To add an informative legend to the subplot, we map genre to the name of the trace.
p1 <- vgsales2016 %>%
plot_ly(x = ~Critic_Score, y = ~User_Score, color = ~Genre) %>%
add_markers()
p2 <- vgsales2016 %>%
filter(Genre == "Adventure") %>%
plot_ly(x = ~Critic_Score, y = ~User_Score) %>%
add_markers(name = ~Genre)
subplot(p1, p2, nrows = 1)
Now we have Action and Adventure in the legend, providing far more information.
Now that we have an informative legend, it’s time to add informative axis labels.
subplot(p1, p2, nrows = 1, shareY = TRUE, shareX = TRUE)
If the subplots share the same x- and y-axes, as they do in faceted plots, then adding \(shareX = TRUE\) and \(shareY = TRUE\) to the subplot() command will add axis labels for the variable names.
Additionally, sharing an axis allows interactivity to be linked.
For example, if we zoom in on the y-axis on the left plot, the y-axis will be restricted on both plots.
If this isn’t the desired behavior, then you use the titleX and titleY arguments to specify axis titles instead of setting shareX and shareY to TRUE.
Manually creating facets is tedious and, as with all copy-and-paste solutions, is error-prone.
A better approach is to automate this split and plot procedure.
Let’s see how to create this faceted scatterplot of user score against critic score for all genres using tidyverse tools.
To begin, we load the tidyverse because we need tools from the dplyr, tidyr, and purrr packages.
Then, we pipe the data set into group_by() to create subsets for each region and nest() the results.
This produces a tibble with a column for Genre and a column called data that houses the remaining data for each genre.
Next, we add a plot column to store the plotly objects for each Genre using mutate.
To create a plotly object for each Genre, we use the map2() function from the purrr package. Map2 allows us to iterate over two arguments.
In our example it iterates over the elements of the Genre and data columns in the tibble.
vgsales2016 %>%
group_by(Genre) %>%
nest() %>%
mutate(plot = map2(data, Genre, \(data, Genre) plot_ly(data = data, x = ~Critic_Score,
y = ~User_Score) %>%
add_markers(name = ~Genre)))
# A tibble: 13 × 3 # Groups: Genre [13] Genre data plot <chr> <list> <list> 1 Sports <tibble [2,306 × 15]> <plotly> 2 Platform <tibble [878 × 15]> <plotly> 3 Racing <tibble [1,226 × 15]> <plotly> 4 Role-Playing <tibble [1,483 × 15]> <plotly> 5 Puzzle <tibble [569 × 15]> <plotly> 6 Misc <tibble [1,721 × 15]> <plotly> 7 Shooter <tibble [1,296 × 15]> <plotly> 8 Simulation <tibble [858 × 15]> <plotly> 9 Action <tibble [3,308 × 15]> <plotly> 10 Fighting <tibble [837 × 15]> <plotly> 11 Adventure <tibble [1,293 × 15]> <plotly> 12 Strategy <tibble [673 × 15]> <plotly> 13 <NA> <tibble [2 × 15]> <plotly>
For each genre-data pair, it then creates a plotly object.
vgsales2016 %>%
group_by(Genre) %>%
nest() %>%
mutate(plot = map2(data, Genre, \(data, Genre) plot_ly(data = data, x = ~Critic_Score,
y = ~User_Score) %>%
add_markers(name = ~Genre))) %>%
subplot(nrows = 2)
To create this plotly object, we write an anonymous function that takes genre and data as inputs.

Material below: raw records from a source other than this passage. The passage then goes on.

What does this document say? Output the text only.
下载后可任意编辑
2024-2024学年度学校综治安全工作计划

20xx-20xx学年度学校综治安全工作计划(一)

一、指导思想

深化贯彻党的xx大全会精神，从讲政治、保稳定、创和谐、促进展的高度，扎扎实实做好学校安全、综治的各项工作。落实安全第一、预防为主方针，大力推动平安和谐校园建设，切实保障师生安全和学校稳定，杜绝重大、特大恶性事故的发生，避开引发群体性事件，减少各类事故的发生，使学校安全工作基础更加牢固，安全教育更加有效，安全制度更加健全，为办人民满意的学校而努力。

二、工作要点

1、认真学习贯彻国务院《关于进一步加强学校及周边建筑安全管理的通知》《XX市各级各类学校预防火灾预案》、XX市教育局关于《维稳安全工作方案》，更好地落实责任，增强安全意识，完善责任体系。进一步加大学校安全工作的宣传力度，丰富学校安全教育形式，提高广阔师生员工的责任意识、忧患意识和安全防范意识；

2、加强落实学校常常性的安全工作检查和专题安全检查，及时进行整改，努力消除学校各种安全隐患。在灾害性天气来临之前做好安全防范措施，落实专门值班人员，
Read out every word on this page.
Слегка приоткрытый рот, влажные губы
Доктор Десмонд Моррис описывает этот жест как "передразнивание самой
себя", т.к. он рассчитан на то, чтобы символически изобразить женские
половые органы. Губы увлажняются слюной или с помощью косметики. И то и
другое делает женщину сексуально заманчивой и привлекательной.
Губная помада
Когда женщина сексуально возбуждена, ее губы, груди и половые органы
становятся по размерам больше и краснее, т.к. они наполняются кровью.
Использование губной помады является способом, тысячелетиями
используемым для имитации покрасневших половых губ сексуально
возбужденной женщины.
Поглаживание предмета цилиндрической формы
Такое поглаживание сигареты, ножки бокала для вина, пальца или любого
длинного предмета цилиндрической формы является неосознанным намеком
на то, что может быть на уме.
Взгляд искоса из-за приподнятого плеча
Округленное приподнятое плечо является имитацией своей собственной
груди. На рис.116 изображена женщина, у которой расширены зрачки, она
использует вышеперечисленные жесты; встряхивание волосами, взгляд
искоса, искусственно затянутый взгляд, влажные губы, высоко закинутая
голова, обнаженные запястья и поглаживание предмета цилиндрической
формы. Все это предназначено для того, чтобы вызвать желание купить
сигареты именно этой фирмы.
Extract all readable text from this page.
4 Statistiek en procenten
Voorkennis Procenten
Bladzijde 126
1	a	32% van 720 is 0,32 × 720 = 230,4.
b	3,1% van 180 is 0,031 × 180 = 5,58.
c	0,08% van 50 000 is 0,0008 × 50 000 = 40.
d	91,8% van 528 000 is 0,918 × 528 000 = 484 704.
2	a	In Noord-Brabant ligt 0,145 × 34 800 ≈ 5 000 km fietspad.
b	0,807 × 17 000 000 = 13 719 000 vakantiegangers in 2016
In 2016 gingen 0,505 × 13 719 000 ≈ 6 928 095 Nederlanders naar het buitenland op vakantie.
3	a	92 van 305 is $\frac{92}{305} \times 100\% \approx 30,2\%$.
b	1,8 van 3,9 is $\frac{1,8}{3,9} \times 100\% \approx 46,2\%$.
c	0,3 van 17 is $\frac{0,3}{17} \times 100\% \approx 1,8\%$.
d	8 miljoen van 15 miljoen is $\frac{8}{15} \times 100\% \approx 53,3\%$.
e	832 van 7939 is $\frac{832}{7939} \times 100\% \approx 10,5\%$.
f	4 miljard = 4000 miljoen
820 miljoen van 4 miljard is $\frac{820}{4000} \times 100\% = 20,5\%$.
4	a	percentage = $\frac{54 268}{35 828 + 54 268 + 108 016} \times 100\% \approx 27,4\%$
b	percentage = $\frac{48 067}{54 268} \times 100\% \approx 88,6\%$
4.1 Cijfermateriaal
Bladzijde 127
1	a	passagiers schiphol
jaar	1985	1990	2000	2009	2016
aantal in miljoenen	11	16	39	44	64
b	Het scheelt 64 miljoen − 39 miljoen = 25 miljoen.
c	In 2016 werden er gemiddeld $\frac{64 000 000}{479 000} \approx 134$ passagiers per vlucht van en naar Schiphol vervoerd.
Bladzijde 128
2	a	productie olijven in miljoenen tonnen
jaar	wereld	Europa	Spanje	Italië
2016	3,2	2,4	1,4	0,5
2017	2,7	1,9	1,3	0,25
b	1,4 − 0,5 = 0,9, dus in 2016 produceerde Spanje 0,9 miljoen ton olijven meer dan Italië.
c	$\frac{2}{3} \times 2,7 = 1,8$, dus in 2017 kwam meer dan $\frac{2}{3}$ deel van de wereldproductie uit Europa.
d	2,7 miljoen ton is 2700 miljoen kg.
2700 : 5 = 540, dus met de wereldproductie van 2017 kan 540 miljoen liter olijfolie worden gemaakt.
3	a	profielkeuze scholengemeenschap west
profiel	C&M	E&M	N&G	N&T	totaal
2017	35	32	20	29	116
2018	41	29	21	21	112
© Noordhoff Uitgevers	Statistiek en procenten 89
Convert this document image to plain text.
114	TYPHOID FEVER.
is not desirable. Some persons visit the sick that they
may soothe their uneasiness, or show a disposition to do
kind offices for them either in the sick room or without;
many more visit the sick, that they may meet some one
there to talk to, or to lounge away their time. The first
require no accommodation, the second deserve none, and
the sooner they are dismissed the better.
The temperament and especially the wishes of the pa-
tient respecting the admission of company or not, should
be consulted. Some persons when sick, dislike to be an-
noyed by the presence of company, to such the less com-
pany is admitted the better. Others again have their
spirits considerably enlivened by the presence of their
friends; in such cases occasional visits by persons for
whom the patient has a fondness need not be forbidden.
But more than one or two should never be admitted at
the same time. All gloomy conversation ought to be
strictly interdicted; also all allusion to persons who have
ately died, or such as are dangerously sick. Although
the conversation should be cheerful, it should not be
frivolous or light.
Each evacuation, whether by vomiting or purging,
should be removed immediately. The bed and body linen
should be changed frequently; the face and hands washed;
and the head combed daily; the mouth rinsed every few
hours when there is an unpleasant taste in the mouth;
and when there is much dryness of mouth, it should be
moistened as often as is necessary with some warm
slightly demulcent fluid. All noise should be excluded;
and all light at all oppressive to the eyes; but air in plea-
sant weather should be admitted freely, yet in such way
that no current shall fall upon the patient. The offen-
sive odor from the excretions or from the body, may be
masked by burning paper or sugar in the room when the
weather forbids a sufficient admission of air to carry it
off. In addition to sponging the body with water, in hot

As of R 4.1, we can write such an anonymous function in shorthand which you see here. (data, Genre) begins the definition of the anonymous function and we then use our typical plotly code as the body of the function.
To be more verbose you can write the word function in place of the slash, but I show the slash usage here to align with the help files.
wine %>%
plot_ly() %>%
add_trace(type = "splom", dimensions = list(list(label = "Alcohol", values = ~Alcohol),
list(label = "Flavonoids", values = ~Flavanoids), list(label = "Color", values = ~Color)))
Finally, we pipe the results into subplot() to produce the graphic, specifying nrows = 2 to produce a grid of subplots with two rows.